Through its many programs, Avita has been able to help people of all walks of life get the help they need. Whether through sessions with their full-time psychiatrist, a partnership with the Hall and Dawson accountability courts, the women’s treatment residential program to help mothers fighting substance abuse get back on their feet or community outreach for those with developmental disabilities, Avita is dedicated to its goal of helping others.
With 26 community service boards in 13 counties in Georgia, Avita, as an organization, serves approximately 13,000 individuals per year. Levi is hopeful to see some of Avita’s newest programs grow and flourish in north Georgia.
In 2015, the Apex program was established to offer grief counseling to students and currently has counselors in 27 schools across north Georgia. Levi hopes to see the program expand into elementary schools as the Children’s Commission on Mental Illness of Georgia identified the need for children’s mental health services.
Under Levi’s direction, Avita has also created the emerging adult program, Evolve, for people ages 16-26 to help young adults overcome the obstacles that come with living on their own, going to college, becoming more independent and finding out who they are. It’s also a pivotal time where many individuals in this age group will experience their first bout of depression or their first psychotic break.
While there is still a stigma against seeking help for mental illness, Levi said she has seen a slow shift in the past six years where mental health is being recognized. The stigma is something Levi and the Avita team has worked hard to overcome.
“It’s okay to ask for help,” said Levi. “Everyone at some time in their life needs to ask someone for help for different reasons. It really is okay to ask for help. Mental illness is an illness of the brain. The brain is part of the body. When we have the flu we don’t hesitate to go to the doctor to get treatment so why should it be any different if we’re suffering from say, depression or any other mental illness.”
At a Rotary Club meeting last month, Levi presented a proposal for a suicide prevention program she hopes to implement at Avita and partner with the community.
Suicide is the third leading cause of death among teenagers in the state of Georgia and it's usually a result of what Levi says is the “last straw effect,” where events and circumstances in one’s life compound on each other and eventually lead to suicide.
“We want to educate the community on risk and warning signs regarding suicide and protective factors. What can you do when someone has experienced events in their life in which they feel hopeless?” said Levi. “Avita wants to offer hope to everyone. We truly do believe that suicide is a permanent solution to a temporary problem. There is no problem that is that insurmountable that you can’t get over it.
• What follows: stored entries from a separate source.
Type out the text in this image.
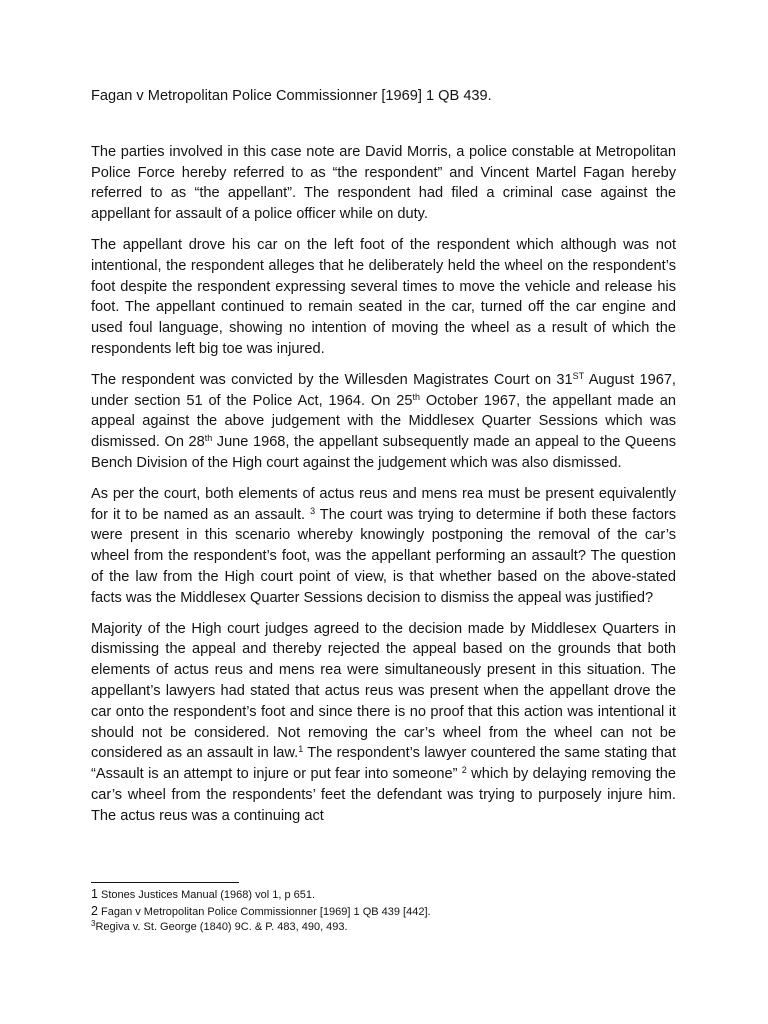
Fagan v Metropolitan Police Commissionner [1969] 1 QB 439.

The parties involved in this case note are David Morris, a police constable at Metropolitan Police Force hereby referred to as “the respondent” and Vincent Martel Fagan hereby referred to as “the appellant”. The respondent had filed a criminal case against the appellant for assault of a police officer while on duty.

The appellant drove his car on the left foot of the respondent which although was not intentional, the respondent alleges that he deliberately held the wheel on the respondent’s foot despite the respondent expressing several times to move the vehicle and release his foot. The appellant continued to remain seated in the car, turned off the car engine and used foul language, showing no intention of moving the wheel as a result of which the respondents left big toe was injured.

The respondent was convicted by the Willesden Magistrates Court on 31ST August 1967, under section 51 of the Police Act, 1964. On 25th October 1967, the appellant made an appeal against the above judgement with the Middlesex Quarter Sessions which was dismissed. On 28th June 1968, the appellant subsequently made an appeal to the Queens Bench Division of the High court against the judgement which was also dismissed.

As per the court, both elements of actus reus and mens rea must be present equivalently for it to be named as an assault. $^3$ The court was trying to determine if both these factors were present in this scenario whereby knowingly postponing the removal of the car’s wheel from the respondent’s foot, was the appellant performing an assault? The question of the law from the High court point of view, is that whether based on the above-stated facts was the Middlesex Quarter Sessions decision to dismiss the appeal was justified?

Majority of the High court judges agreed to the decision made by Middlesex Quarters in dismissing the appeal and thereby rejected the appeal based on the grounds that both elements of actus reus and mens rea were simultaneously present in this situation. The appellant’s lawyers had stated that actus reus was present when the appellant drove the car onto the respondent’s foot and since there is no proof that this action was intentional it should not be considered. Not removing the car’s wheel from the wheel can not be considered as an assault in law.$^1$ The respondent’s lawyer countered the same stating that “Assault is an attempt to injure or put fear into someone” $^2$ which by delaying removing the car’s wheel from the respondents’ feet the defendant was trying to purposely injure him. The actus reus was a continuing act

1 Stones Justices Manual (1968) vol 1, p 651.

2 Fagan v Metropolitan Police Commissionner [1969] 1 QB 439 [442].

$^3$Regiva v. St. George (1840) 9C. & P. 483, 490, 493.
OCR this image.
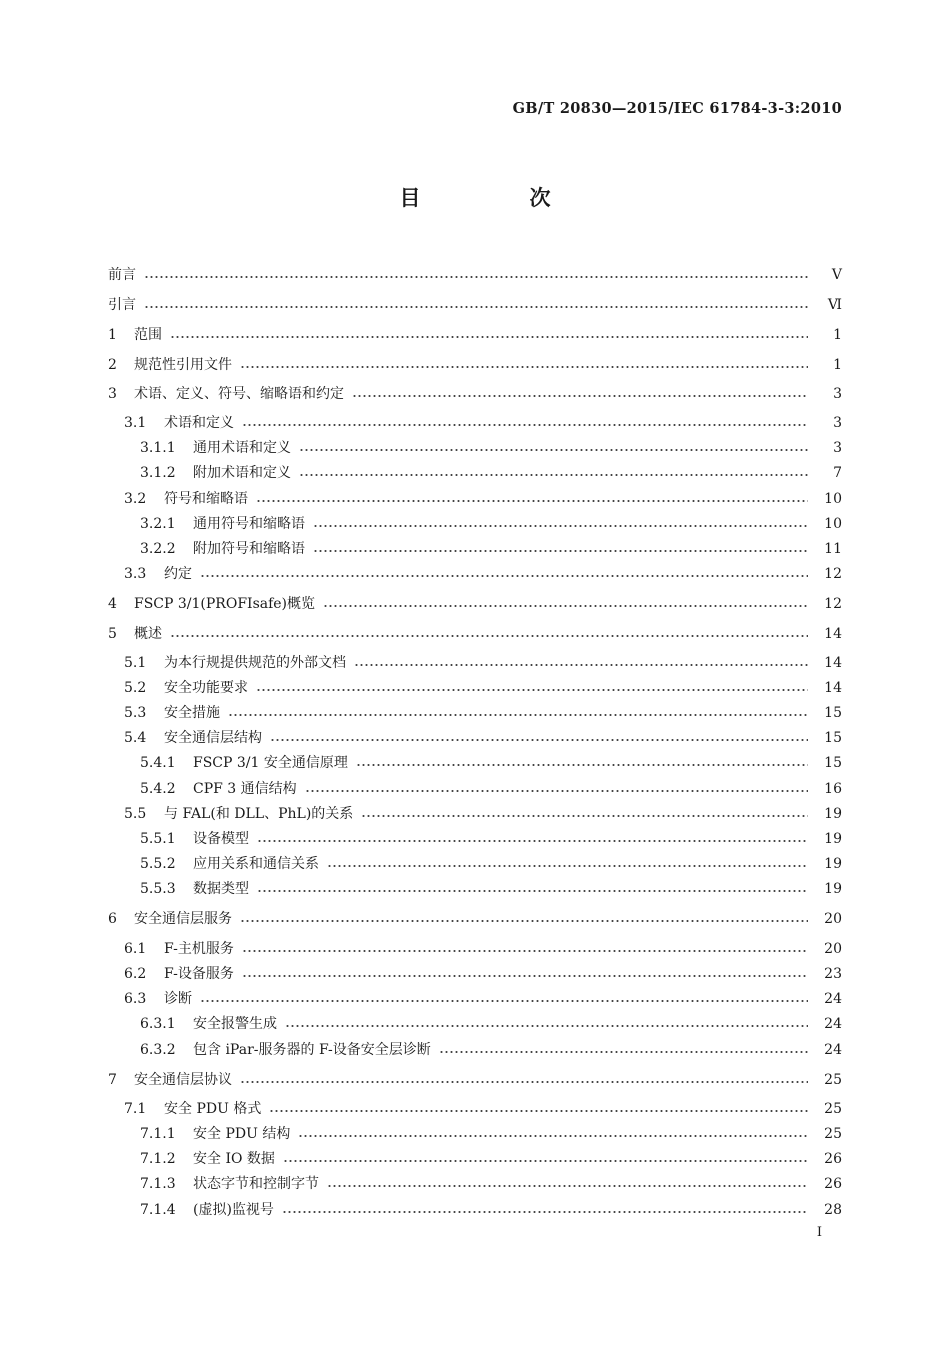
GB/T 20830—2015/IEC 61784-3-3:2010
目　次
前言	Ⅴ
引言	Ⅵ
1	范围	1
2	规范性引用文件	1
3	术语、定义、符号、缩略语和约定	3
3.1	术语和定义	3
3.1.1	通用术语和定义	3
3.1.2	附加术语和定义	7
3.2	符号和缩略语	10
3.2.1	通用符号和缩略语	10
3.2.2	附加符号和缩略语	11
3.3	约定	12
4	FSCP 3/1(PROFIsafe)概览	12
5	概述	14
5.1	为本行规提供规范的外部文档	14
5.2	安全功能要求	14
5.3	安全措施	15
5.4	安全通信层结构	15
5.4.1	FSCP 3/1 安全通信原理	15
5.4.2	CPF 3 通信结构	16
5.5	与 FAL(和 DLL、PhL)的关系	19
5.5.1	设备模型	19
5.5.2	应用关系和通信关系	19
5.5.3	数据类型	19
6	安全通信层服务	20
6.1	F-主机服务	20
6.2	F-设备服务	23
6.3	诊断	24
6.3.1	安全报警生成	24
6.3.2	包含 iPar-服务器的 F-设备安全层诊断	24
7	安全通信层协议	25
7.1	安全 PDU 格式	25
7.1.1	安全 PDU 结构	25
7.1.2	安全 IO 数据	26
7.1.3	状态字节和控制字节	26
7.1.4	(虚拟)监视号	28
I
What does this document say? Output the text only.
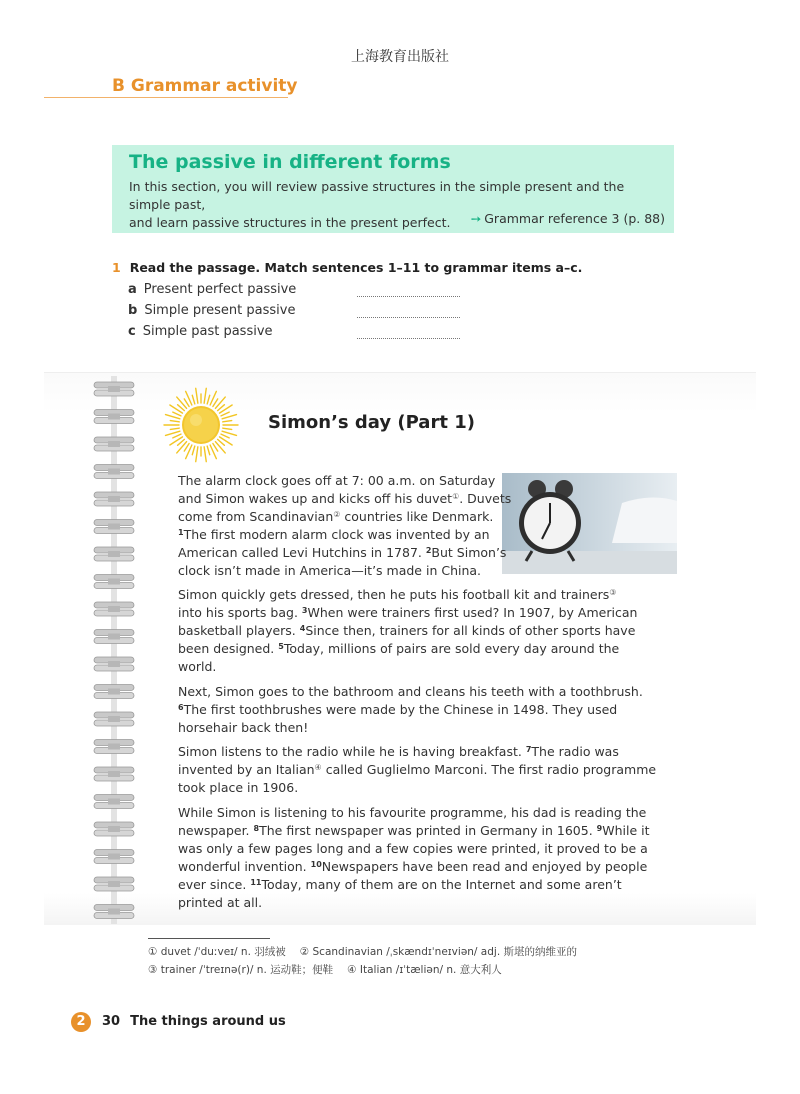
上海教育出版社
B Grammar activity
The passive in different forms
In this section, you will review passive structures in the simple present and the simple past,
and learn passive structures in the present perfect.	➙ Grammar reference 3 (p. 88)
1 Read the passage. Match sentences 1–11 to grammar items a–c.
a Present perfect passive
b Simple present passive
c Simple past passive
Simon’s day (Part 1)
The alarm clock goes off at 7: 00 a.m. on Saturday
and Simon wakes up and kicks off his duvet①. Duvets
come from Scandinavian② countries like Denmark.
$^1$The first modern alarm clock was invented by an
American called Levi Hutchins in 1787. $^2$But Simon’s
clock isn’t made in America—it’s made in China.
Simon quickly gets dressed, then he puts his football kit and trainers③
into his sports bag. $^3$When were trainers first used? In 1907, by American
basketball players. $^4$Since then, trainers for all kinds of other sports have
been designed. $^5$Today, millions of pairs are sold every day around the
world.
Next, Simon goes to the bathroom and cleans his teeth with a toothbrush.
$^6$The first toothbrushes were made by the Chinese in 1498. They used
horsehair back then!
Simon listens to the radio while he is having breakfast. $^7$The radio was
invented by an Italian④ called Guglielmo Marconi. The first radio programme
took place in 1906.
While Simon is listening to his favourite programme, his dad is reading the
newspaper. $^8$The first newspaper was printed in Germany in 1605. $^9$While it
was only a few pages long and a few copies were printed, it proved to be a
wonderful invention. $^{10}$Newspapers have been read and enjoyed by people
ever since. $^{11}$Today, many of them are on the Internet and some aren’t
printed at all.
① duvet /ˈduːveɪ/ n. 羽绒被 ② Scandinavian /ˌskændɪˈneɪviən/ adj. 斯堪的纳维亚的
③ trainer /ˈtreɪnə(r)/ n. 运动鞋；便鞋 ④ Italian /ɪˈtæliən/ n. 意大利人
2	30 The things around us
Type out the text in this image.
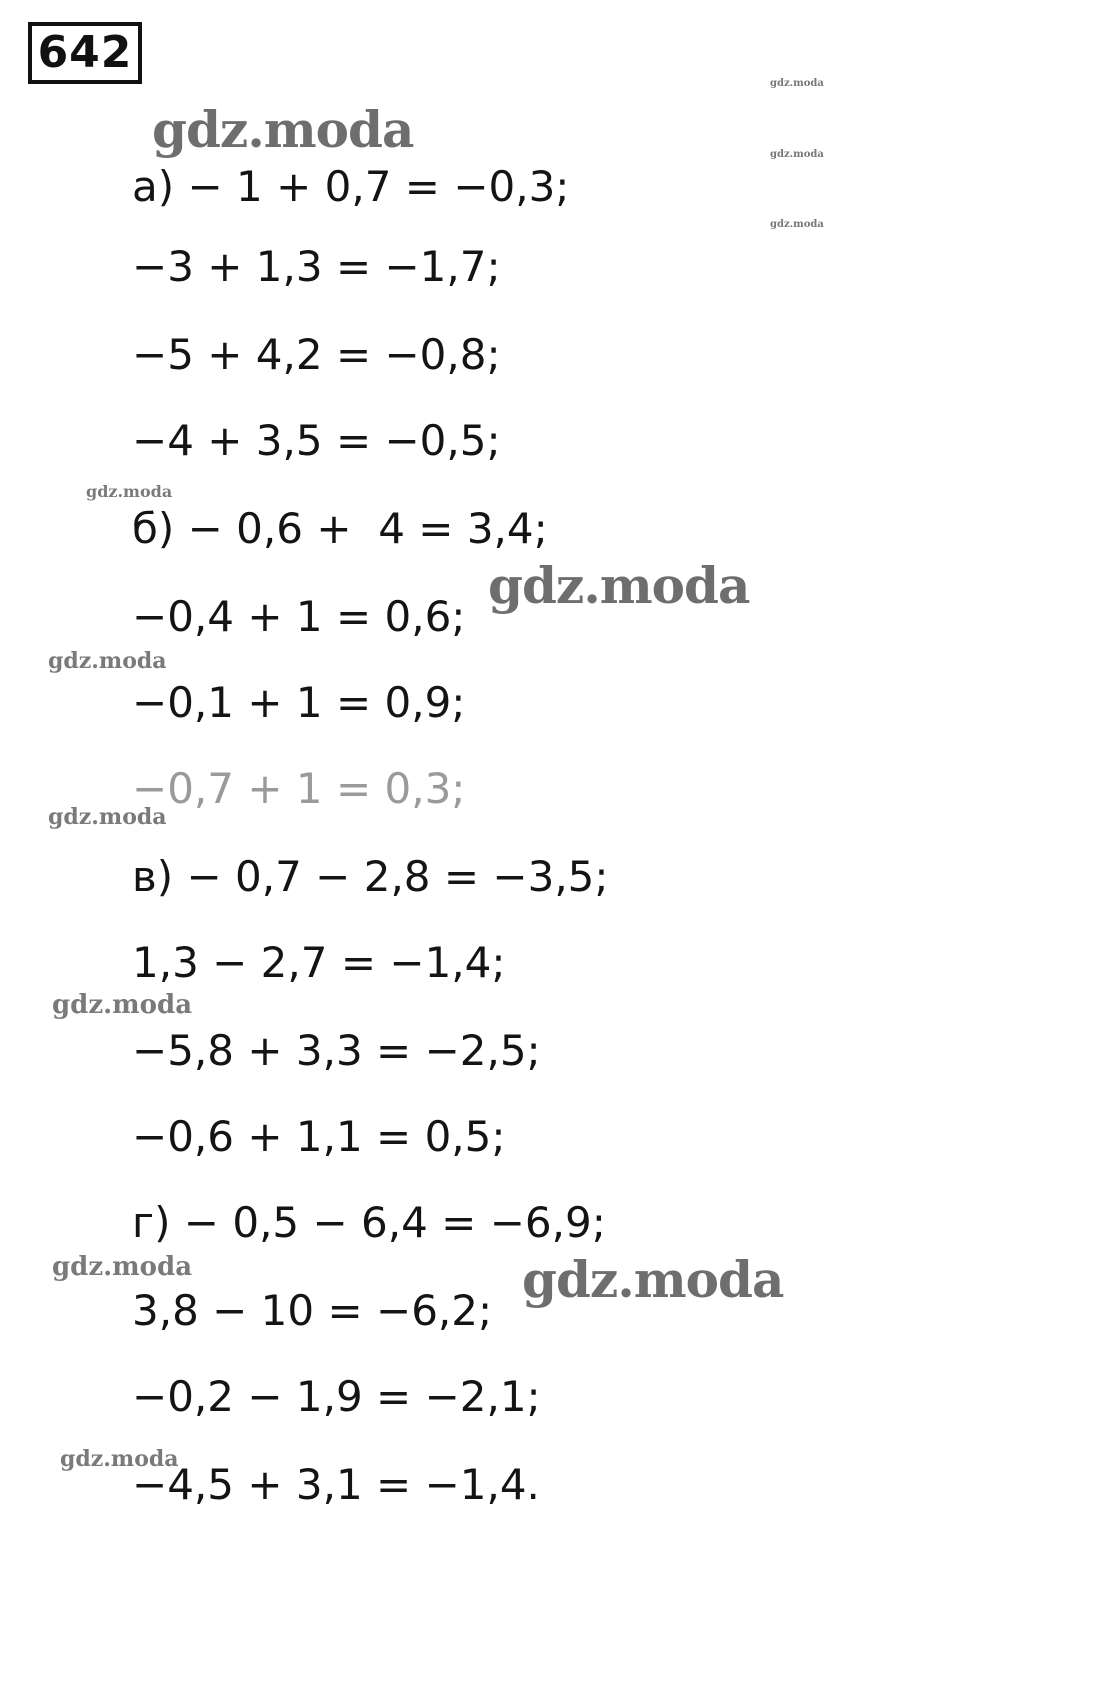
642
gdz.moda
gdz.moda	gdz.moda
gdz.moda
gdz.moda
gdz.moda
gdz.moda
gdz.moda
gdz.moda
gdz.moda	gdz.moda
gdz.moda
а) − 1 + 0,7 = −0,3;
−3 + 1,3 = −1,7;
−5 + 4,2 = −0,8;
−4 + 3,5 = −0,5;
б) − 0,6 +  4 = 3,4;
−0,4 + 1 = 0,6;
−0,1 + 1 = 0,9;
−0,7 + 1 = 0,3;
в) − 0,7 − 2,8 = −3,5;
1,3 − 2,7 = −1,4;
−5,8 + 3,3 = −2,5;
−0,6 + 1,1 = 0,5;
г) − 0,5 − 6,4 = −6,9;
3,8 − 10 = −6,2;
−0,2 − 1,9 = −2,1;
−4,5 + 3,1 = −1,4.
“Sometimes people just can’t see past what they’re experiencing right now. We want to be that resource that’s available to them to help them through that time.”
The Yellow Ribbon Suicide Prevention Program that originated in Colorado is what sparked Avita’s desire to establish their prevention program. The premise is to “be a link and save a life” and centers on three main objectives should you come in contact with someone who is suicidal: Stay with the person, listen and take them seriously and get or call for help immediately.
“We are hoping to implement (the program) across our 13 counties,” said Levi. “We are going to make it available to all of the schools, and we’ll be contacting all the schools to see if they’re interested in having this program presented both to their staff as well as the students.”
The program will begin with a presentation to school staff so that they are prepared and know what to do in case students speak up and ask for help.
“Knowledge is power so when you understand kind of what people are experiencing and you can identify the risks and the warning signs then you can get the person help,” said Levi.
In its first year in Dawsonville, Avita has seen tremendous growth in its services and has no plans to slow down as Levi is constantly looking for new ways to help the community.
“We’ll continue to expand as long as people need services,” said Levi.